Solution for Number Sequence #1
Enigma:
What is the missing number and how to compute?
[1; 3; 7; 15; 13; 9; 19; 21; *; 15]
Answer:
If we take a closer look at the first few entries we see that from the first to the second, from the second to the third ... The value almost double. It we look even closer we see that the sequnce follows the rule:
First assumption:
Multiply the previous value by 2 and add 1.
or
F(n) = 2*F(n-1)+1
But this fomrula fails for all number after the 15 (4th entry) and we need one formula for the whole sequence. Ok, now we take a look at the follwoing numbers to get an idea. The first false number is 13.
- 13 would be correct (according to assumption) if the number before would be 6, but it is 15.
- 9 would be correct if the number before would be 4, but it is 13.
- 19 would be correct if the number before would be 9, and it is 9
- 21 would be corect if the number before would be 10 but is is 19
Do you see the realtion between:
6-<>15
4-<>13
9<->9
10-<->19
The first number is the sum of digits of the second! So with this we have the final solution.
Multiply the sum of digits of the previous value by 2 and add 1.
or
F(n) = 2*SumOfDigits(F(n-1))+1
And of with this...the missing number was 7
Solution for Number Sequence #2
Enigma:
What is the missing number and how to compute?
[0; -2; -3; 8; 95; *]
Answer:
We see that the growth of this sequnce is very very fast. There are not many possibilties if the squence is increasing this fast. The faculty of n is one example.
What is n! ?
n=1 -> n! = 1
n=2 -> n! = 2
n=3 -> n! = 6
n=4 -> n! = 24
n=5 -> n! = 120
As we see the growth of n! is very simular to the our sequence. But we are not yet there. What do we need to change for each n to get to our sequence?
n =1 -> we need to do -1
n=2 -> we need to do -4
n= 3 ->we need to do -9
n=4 -> we need to do -16
n=5 -> we need to do -25
And I think one can see now that we need to subtract the squares of n to get to our sequence.
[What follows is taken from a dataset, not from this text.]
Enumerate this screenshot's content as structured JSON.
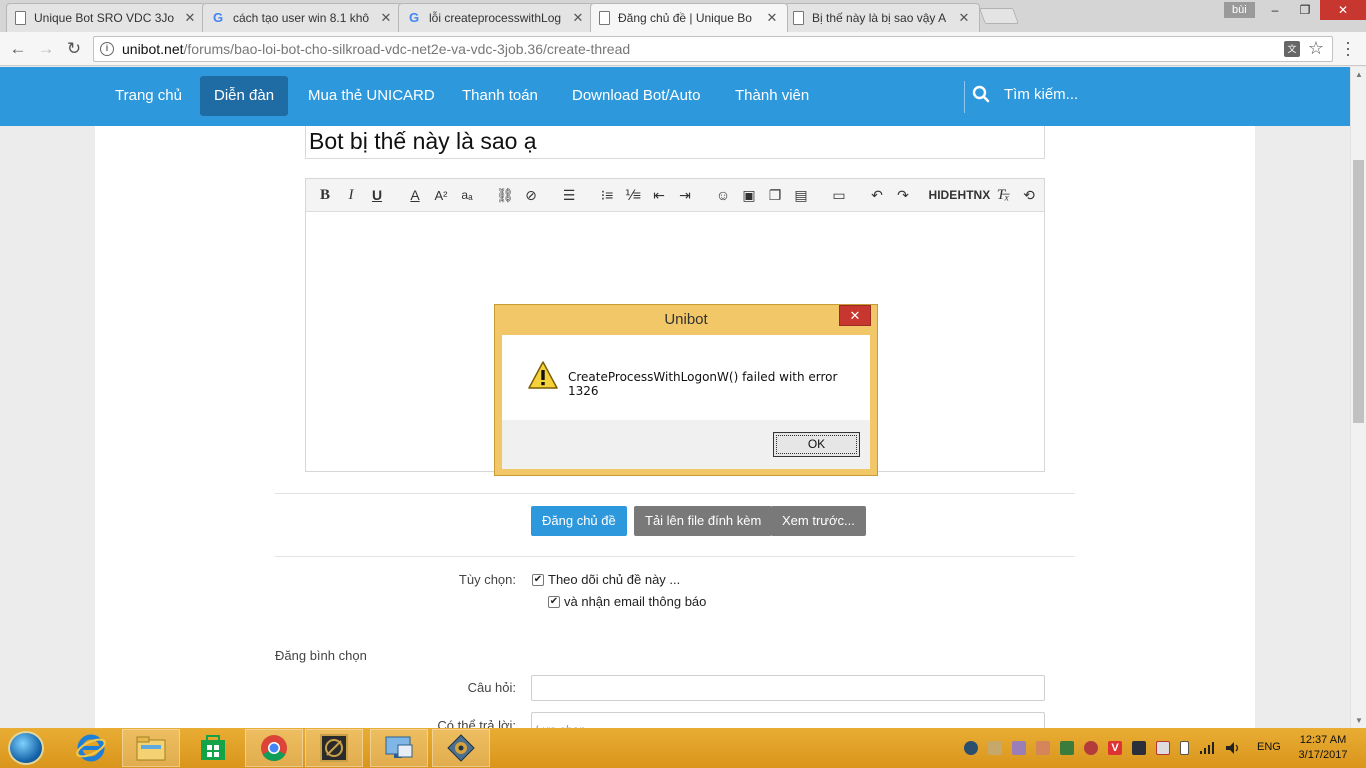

So the solution is F(n) = n!-n^2
I think this is quite challenging if one doesn't know that there are not many way to obtain a number sequence that increases so fast. Nevertheless, in a retrosperspective this enigma was too difficult.
And that were the solutions.. Feel free to comment and give me your opinion on the difficulty. Should I decrease it?
Very good, thanks.
We each have our favourite types of puzzles, and sometimes solvers (just like cryptic crossword solvers) need some insights to help to solve fairly short sequences.
You can always repost similar sequences in the future and change the algorithm very slightly. At that point you may have many people who are surprised by how much they have learnt and that your enigmas are far too... easy! :-)
Hope you're feeling better.
I do :) Thx
Thanks for the solution, I spent quite a while staring at number 2...I though the negative numbers were a bit more sigificant so went down the wrong path. It was fun while it lasted and I'm glad you've put the answer out here.